Hanya Aku yang bisa membuat pikirannya gelisah, Aku memang tak merasa baik
darinya. Tapi, Aku ingin memberikan yang terbaik selagi Ia meminta saran untuk
masalah yang Ia dihadapi. Baginya, saranku memang konyol tapi Ia sering juga
menagih. Teman memang seperti itu. Memang harus datang tepat waktu dikala orang
lain membutuhkannya.
Hari ini memang berbeda
dengan sebelumnya. Aku melihat wajah Cut secerah mentari, seredup rembulan,
secantik Cleopatra, dan semangatnya melebihi Antoni Robbin sang motivator kelas
dunia.
“ Kamu memang cocok
jadi ratu ngombal” Kata Cut Sambil tertawa. Biasanya, kami menikmati coffee
Morning di salah satu tempat yang sering kami tongkrongi. Hingga saat ini kami
menyebutnya “Warkop sejuta harapan”. Di sanalah, tempat kami saling berbagi dan
bercerita.
“Aku sudah memutuskan
untuk berangkat ke LN dalam bulan ini”.Kata Cut. Aku terperangah ada rasa ini
hanya candaan Cut.
“ Memangnya, Kau sudah
lulus beasiswa? Terus bagaimana dengan Toefl, apakah sudah mencapai scor 500?”
Tanyaku penasaran.
Cut mengeluarkan
selembar kertas putih dari dalam tasnya. Ia menyuruhku untuk membacanya
keras-keras.
“Selamat, Anda di
Terima di Universitas Malayasia”. Kata-kata itu sangat jelas, tak ada
tanda-tanda pemalsuan di sana, karena stempel dan korp surat tersebut langsung
di print lewat PDF dari pemerintah negeri tetangga tersebut.
“ Apa ini beasiswa?
“tanyaku kembali.
“
Tidak. Ini biaya sendiri. Akomodasi, tempat tinggal, bayar uang semester sampai
selesai Aku yang tanggung sendiri” Jawab Cut dengan penuh semangat.
“ Aku terkagum-kagum.
Rasa khwatir bercampur bahagia terus merasuki relung hatiku paling dalam.

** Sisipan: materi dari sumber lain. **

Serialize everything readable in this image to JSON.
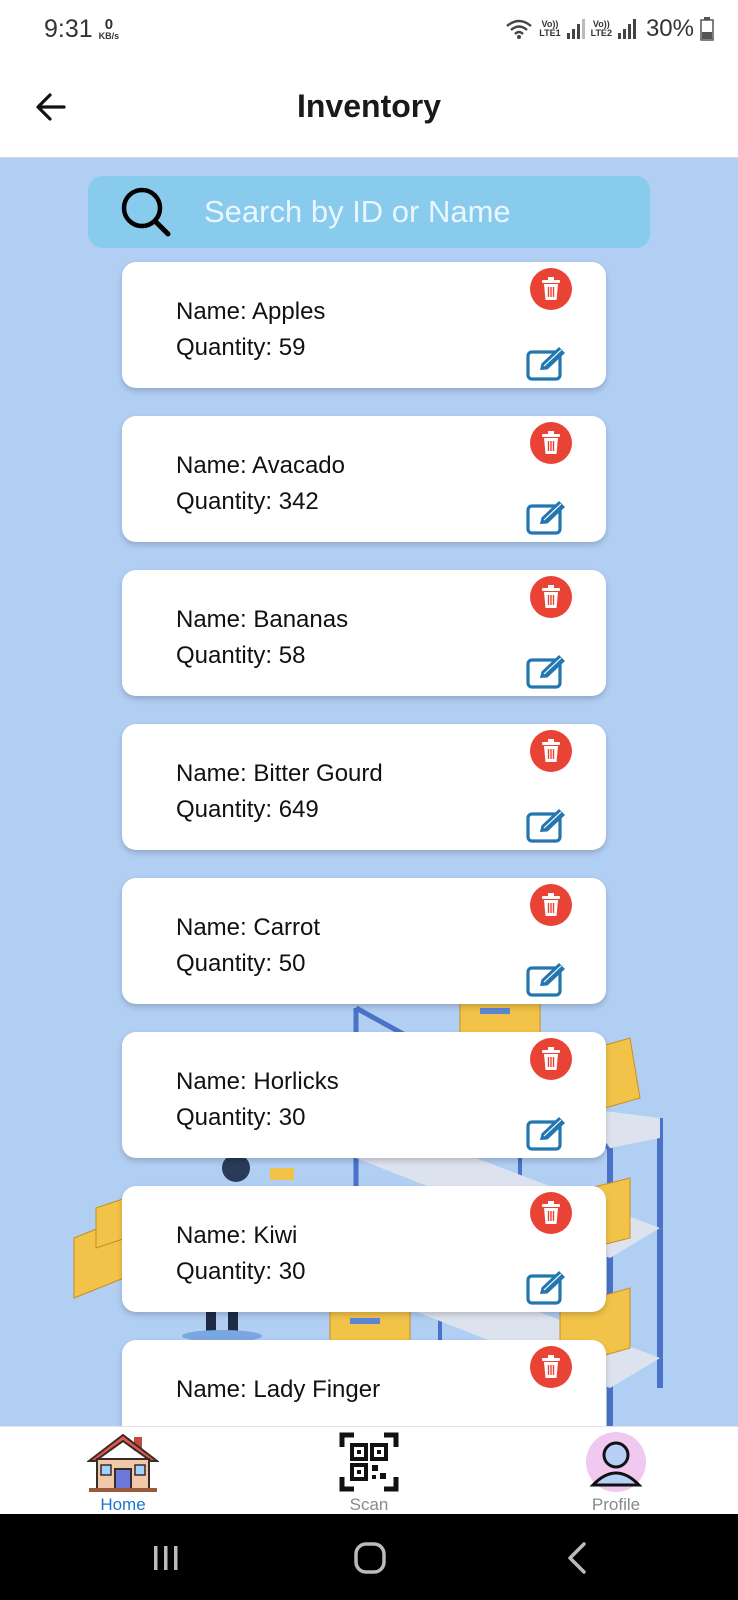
{
  "status_bar": {
    "time": "9:31",
    "net_speed_value": "0",
    "net_speed_unit": "KB/s",
    "sim1_label_top": "Vo))",
    "sim1_label_bottom": "LTE1",
    "sim2_label_top": "Vo))",
    "sim2_label_bottom": "LTE2",
    "battery": "30%",
    "icons": [
      "wifi-icon",
      "signal-icon",
      "signal-icon",
      "battery-icon"
    ]
  },
  "header": {
    "title": "Inventory",
    "back_icon": "arrow-left-icon"
  },
  "search": {
    "placeholder": "Search by ID or Name",
    "value": "",
    "icon": "search-icon"
  },
  "items": [
    {
      "name_line": "Name: Apples",
      "qty_line": "Quantity: 59"
    },
    {
      "name_line": "Name: Avacado",
      "qty_line": "Quantity: 342"
    },
    {
      "name_line": "Name: Bananas",
      "qty_line": "Quantity: 58"
    },
    {
      "name_line": "Name: Bitter Gourd",
      "qty_line": "Quantity: 649"
    },
    {
      "name_line": "Name: Carrot",
      "qty_line": "Quantity: 50"
    },
    {
      "name_line": "Name: Horlicks",
      "qty_line": "Quantity: 30"
    },
    {
      "name_line": "Name: Kiwi",
      "qty_line": "Quantity: 30"
    },
    {
      "name_line": "Name: Lady Finger",
      "qty_line": ""
    }
  ],
  "bottom_nav": {
    "home_label": "Home",
    "scan_label": "Scan",
    "profile_label": "Profile",
    "active": "Home"
  },
  "colors": {
    "content_bg": "#b1cef3",
    "search_bg": "#88cbec",
    "delete": "#e94336",
    "edit": "#2476b0",
    "active_nav": "#1b76d2"
  }
}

Bagaimana mungkin, Ia bisa mengambil kepetusan sekonyol itu. Ia hanya seorang
perempuan bertubuh kecil bermimpi besar, Ia hanya seorang Cut biasa. Tapi,
semangat dan perjuangannya seperti Cut Nyak Dien, Cut Mutia, dan Cut-Cut
pejuang lainnya.”
“Apakah Kau sudah
mempunyai tabungan awal, sebelum keberangkatanmu kesana?” Aku benar-benar
menyakan hal ini sampai detil. Jangan sampai Cut kena penyaki moral no satu.
Gara-gara ambisi ingin S2 apa saja bisa dilakukan asal masih punya tekad dan
nekad.
“ Aku sudah mempunyai
uang Rp 8 juta. Untuk Spp per semester Rp 12 Juta, belum lagi ngurus pasport,
Visa, dan cek kesehatan di sana. Semua memang serba kekurangan. Namun, dalam
beberapa hari ini Aku akan meminjamkan beberapa juta lagi, agar bisa menutupi
uang yang kurang” Ujar Cut sambil memegang erat kertas itu.
Kini Aku hanya bisa
mendukung impian Cut. Ia memang bisa diandalkan dalam hal perjuangan. Aku
mengenal prinsipnya. “ Nothing Not
Impossible, if U beleave Allah” Katanya.
Cut banyak mendengar
dari kisah perjalan orang-orang sukses yang kuliah sambil bekerja di negeri
orang. Katanya yang harus dipersiapkan sebagai bekal keberangkatan adalah tekad
bukan nekad. Tekad tentu kesungguhan seseorang untuk mecapai cita-citanya
sehingga Ia terus memperjuangkannya. Sedangkan Nekad belum tentu ada tekad.
Nekad biasanya sama dengan bunuh diri,
karena tanpa memikirkan resiko yang terjadi ke depannya.
“Sekarang Aku hanya
punya tekad. Tekad dan impian akan membawaku menerjang batu granit kesulitan.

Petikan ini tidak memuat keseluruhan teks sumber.